Two Studies Provide Insight Into Cocaine Addiction
Treating a cocaine addiction is challenging because the rate of relapse is high. Often, those who enter treatment are not able to maintain abstinence once they leave treatment and are again exposed to the triggers that they associate with the drug.
Two new studies offer promising information for the treatment of cocaine addiction. In one study, supported by the National Institutes of health, scientists at the University of California-Irvine identified a blocking hormone effective with hunger that may also be used to limit the temptation to use cocaine.
The researchers, Shinjae Chung and Olivier Civelli, observed how the melanin-concentrating hormone (MCH) and dopamine react to the use of cocaine in an individual’s brain. The researchers found that when MCH was blocked, the person experienced a lessening in their craving for cocaine. Dopamine is a neurotransmitter that is central to the brain’s pleasure response.
This is the first research study to examine the role of MCH and dopamine in relation to cocaine addiction, as well as providing evidence that the reaction is occurring in the nucleus accumbens. The nucleum accumbens is the area of the brain that is responsible for processing pleasure as well as fear.
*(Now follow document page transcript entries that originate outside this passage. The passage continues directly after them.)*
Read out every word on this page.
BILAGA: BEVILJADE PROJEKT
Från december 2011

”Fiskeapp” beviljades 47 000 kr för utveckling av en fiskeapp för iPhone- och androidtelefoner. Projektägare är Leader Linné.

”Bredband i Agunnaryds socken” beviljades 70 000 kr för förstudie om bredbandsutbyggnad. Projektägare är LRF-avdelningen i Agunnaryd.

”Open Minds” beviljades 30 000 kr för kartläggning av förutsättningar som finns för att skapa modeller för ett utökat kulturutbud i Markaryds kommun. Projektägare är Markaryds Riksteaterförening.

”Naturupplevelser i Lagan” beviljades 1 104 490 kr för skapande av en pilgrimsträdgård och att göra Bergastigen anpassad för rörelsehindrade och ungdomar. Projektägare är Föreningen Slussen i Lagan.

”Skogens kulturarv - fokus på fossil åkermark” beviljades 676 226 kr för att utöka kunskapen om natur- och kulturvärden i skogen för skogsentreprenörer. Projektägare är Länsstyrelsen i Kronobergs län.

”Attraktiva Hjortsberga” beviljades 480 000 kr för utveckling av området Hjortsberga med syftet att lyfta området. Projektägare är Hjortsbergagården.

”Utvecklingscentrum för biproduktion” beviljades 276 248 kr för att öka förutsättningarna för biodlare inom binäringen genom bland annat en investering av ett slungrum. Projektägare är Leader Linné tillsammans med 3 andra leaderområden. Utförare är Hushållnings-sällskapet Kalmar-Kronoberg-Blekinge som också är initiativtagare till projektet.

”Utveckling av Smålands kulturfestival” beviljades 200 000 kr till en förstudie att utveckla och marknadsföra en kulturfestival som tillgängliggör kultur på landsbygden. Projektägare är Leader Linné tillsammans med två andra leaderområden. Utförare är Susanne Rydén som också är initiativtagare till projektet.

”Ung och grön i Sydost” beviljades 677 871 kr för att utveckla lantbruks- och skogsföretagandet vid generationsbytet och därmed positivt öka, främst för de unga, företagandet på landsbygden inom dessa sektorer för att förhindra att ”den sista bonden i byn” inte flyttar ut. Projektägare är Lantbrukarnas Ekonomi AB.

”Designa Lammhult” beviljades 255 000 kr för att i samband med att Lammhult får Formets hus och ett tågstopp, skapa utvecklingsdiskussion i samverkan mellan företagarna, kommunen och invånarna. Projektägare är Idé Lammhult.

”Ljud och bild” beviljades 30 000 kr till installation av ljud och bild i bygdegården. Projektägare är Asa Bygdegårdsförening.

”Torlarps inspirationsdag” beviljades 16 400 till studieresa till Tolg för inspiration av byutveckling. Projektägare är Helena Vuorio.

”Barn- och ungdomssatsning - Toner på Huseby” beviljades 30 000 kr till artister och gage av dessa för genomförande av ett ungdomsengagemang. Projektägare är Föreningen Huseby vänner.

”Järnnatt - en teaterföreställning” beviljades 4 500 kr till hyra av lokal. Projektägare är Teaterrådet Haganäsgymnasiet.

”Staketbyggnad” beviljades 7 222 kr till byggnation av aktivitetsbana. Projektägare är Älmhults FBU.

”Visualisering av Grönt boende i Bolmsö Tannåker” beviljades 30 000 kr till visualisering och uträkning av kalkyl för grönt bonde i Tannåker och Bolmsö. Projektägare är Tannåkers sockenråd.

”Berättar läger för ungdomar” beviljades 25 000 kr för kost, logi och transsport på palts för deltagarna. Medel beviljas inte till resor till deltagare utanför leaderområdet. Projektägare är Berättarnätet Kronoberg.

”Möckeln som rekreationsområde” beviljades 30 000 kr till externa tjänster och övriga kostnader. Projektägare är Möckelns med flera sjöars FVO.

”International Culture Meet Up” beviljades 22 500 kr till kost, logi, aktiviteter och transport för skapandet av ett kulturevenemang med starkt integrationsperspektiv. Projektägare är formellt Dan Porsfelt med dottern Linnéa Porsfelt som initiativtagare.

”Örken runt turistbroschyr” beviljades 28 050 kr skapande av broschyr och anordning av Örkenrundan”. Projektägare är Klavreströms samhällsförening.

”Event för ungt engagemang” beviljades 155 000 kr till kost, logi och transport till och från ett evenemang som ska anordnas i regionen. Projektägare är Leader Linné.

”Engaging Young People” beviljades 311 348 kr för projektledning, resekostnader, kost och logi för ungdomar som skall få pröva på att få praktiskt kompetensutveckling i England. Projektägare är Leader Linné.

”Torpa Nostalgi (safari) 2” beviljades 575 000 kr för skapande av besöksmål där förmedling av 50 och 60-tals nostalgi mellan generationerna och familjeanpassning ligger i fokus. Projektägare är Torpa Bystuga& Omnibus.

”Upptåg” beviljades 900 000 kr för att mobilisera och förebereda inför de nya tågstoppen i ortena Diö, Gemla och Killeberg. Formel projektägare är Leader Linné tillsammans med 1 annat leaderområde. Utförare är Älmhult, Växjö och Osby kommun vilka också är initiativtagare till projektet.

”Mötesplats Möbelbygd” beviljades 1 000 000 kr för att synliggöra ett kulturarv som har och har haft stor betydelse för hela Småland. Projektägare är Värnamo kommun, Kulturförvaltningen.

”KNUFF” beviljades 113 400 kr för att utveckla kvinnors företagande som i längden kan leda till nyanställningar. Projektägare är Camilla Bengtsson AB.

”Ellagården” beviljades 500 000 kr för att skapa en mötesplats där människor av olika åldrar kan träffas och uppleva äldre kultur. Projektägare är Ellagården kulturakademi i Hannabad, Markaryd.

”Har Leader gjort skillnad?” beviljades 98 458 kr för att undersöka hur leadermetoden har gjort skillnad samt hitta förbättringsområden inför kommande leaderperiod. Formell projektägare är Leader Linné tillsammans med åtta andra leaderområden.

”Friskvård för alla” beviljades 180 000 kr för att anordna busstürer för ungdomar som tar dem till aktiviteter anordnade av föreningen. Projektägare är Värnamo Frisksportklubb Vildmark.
It is also the region of the brain affected by addiction.
The researchers worked with animal models that had developed a cocaine craving to examine the levels of MCH and dopamine in the nucleum accumbens of the mice. After the scientists used a formula designed to block MCH, the mice did not exhibit a craving for cocaine. In addition, the researchers observed that mice that lacked certain key receptors for MCH were significantly less likely to exhibit cravings for the drug.
The second study was conducted by Dr. Marco Leyton of the Montreal Neurological Institute at McGill University and was featured in the May edition of Biological Psychiatry. Dr. Leyton and colleagues examined a link between the brain’s reward circuits and cocaine and individuals’ likelihood of developing an addiction.
Dopamine levels in the brain are important in how the brain processes the use of addictive drugs and the reward or pleasure experienced when using them. To observe the effects of cocaine on this region of the brain, the researchers recruited ten individuals who were not addicted to the drug to sniff cocaine on the first day of the study, followed by sniffing a placebo on the second day.
The researchers examined the effects on the brain using PET scans and also used blood tests, conducted both before as well as after the cocaine and placebo were used.
The researchers discovered that the activation of dopamine through cocaine use varied between the participants. Those who had used cocaine less previously had a lower release of dopamine, while those who had used more cocaine previously had a higher release of dopamine.
The results of the study indicate that there may be a connection between the reward-circuit response and the likelihood that a person may develop an addiction to the drug.